In the trucking segment, operating revenues decreased 25.7% primarily due to a decrease in the number of loads hauled. Trucking segment revenues included $36.4 million of brokerage services compared to $54.1 million during the same period last year. Also included in our trucking segment revenues were $6.9 million in separately identified fuel surcharges during the twenty-six weeks ended June 28, 2025 compared to $11.1 million in fuel surcharges in the twenty-six weeks ended June 29, 2024. On a year-over-year basis, load volumes declined 27.0%; however, the average operating revenue per load, excluding fuel surcharges, increased 5.2%, supported by our specialty, heavy-haul wind business. As a percentage of revenue, operating margin in the trucking segment for the twenty-six weeks ended June 28, 2025, was 4.6% compared to 5.0% for the twenty-six weeks ended June 29, 2024.
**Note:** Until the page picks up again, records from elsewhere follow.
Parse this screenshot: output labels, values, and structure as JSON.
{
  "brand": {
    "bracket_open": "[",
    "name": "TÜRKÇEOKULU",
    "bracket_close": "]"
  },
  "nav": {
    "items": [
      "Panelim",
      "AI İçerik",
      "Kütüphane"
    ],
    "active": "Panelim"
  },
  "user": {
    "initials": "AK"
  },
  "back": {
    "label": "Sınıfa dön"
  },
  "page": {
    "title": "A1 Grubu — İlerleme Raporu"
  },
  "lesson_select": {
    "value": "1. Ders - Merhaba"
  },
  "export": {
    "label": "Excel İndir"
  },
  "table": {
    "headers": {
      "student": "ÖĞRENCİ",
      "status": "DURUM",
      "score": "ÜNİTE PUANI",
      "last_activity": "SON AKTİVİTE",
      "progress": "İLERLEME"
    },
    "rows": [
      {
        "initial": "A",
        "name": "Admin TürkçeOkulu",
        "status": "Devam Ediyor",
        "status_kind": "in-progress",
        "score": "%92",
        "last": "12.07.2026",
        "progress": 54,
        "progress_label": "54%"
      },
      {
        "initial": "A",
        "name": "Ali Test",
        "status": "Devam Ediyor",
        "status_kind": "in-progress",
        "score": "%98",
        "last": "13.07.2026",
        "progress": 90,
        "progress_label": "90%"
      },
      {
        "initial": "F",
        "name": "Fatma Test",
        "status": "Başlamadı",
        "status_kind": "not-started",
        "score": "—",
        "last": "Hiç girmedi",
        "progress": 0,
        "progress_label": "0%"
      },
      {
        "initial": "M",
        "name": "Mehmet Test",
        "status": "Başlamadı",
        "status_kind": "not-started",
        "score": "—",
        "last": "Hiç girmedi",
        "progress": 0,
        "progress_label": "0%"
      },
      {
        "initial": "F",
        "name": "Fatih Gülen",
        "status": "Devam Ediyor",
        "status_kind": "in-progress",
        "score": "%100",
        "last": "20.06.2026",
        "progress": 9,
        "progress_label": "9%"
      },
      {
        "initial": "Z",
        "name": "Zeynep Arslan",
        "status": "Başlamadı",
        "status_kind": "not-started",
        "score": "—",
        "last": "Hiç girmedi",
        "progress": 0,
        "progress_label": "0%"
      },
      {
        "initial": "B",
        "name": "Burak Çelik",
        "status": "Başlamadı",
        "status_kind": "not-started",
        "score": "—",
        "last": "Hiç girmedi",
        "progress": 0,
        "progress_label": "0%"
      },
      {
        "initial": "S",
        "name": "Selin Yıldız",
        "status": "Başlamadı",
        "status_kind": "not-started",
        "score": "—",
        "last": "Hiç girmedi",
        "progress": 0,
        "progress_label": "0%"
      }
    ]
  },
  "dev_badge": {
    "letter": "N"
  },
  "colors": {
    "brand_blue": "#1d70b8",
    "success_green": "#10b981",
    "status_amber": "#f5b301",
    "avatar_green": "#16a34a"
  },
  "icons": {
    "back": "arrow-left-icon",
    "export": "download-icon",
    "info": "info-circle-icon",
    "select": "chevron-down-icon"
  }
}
Liquidity and Capital Resources
Our primary uses of cash are working capital requirements, capital expenditures, dividend payments, share repurchases, and debt service requirements. Additionally, we may use cash for acquisitions and other investment and financing activities. Working capital is required principally to ensure we are able to run the business and have sufficient funds to satisfy maturing short-term debt and operational expenses. Our capital expenditures consist primarily of transportation equipment, investments in support of our value-added service operations and the expansion of our terminal network.
Historically, our primary source of liquidity has been cash flow from operations. In addition, we have a $400 million revolving credit facility maturing in September 30, 2027, and we may increase the available capacity by $200 million upon our request. At June 28, 2025, $29.1 million was available for borrowing.
Our UACL subsidiaries have credit facility maturing in September 30, 2027, which includes a $10 million revolver. At June 28, 2025, $7.8 million was available for borrowing.
We also finance the purchase of transportation and certain operating equipment with promissory notes. The notes are secured by liens on the specific equipment and are generally payable in 60 to 72 monthly installments.
We also have a $165.4 million term loan facility that matures in April 2032, and it is secured by first-priority mortgages on specific parcels of owned real estate.
We also maintain a short-term line of credit secured by our portfolio of marketable securities. We did not have any amounts advanced against the line as of June 28, 2025, and the maximum available borrowings were $5.2 million.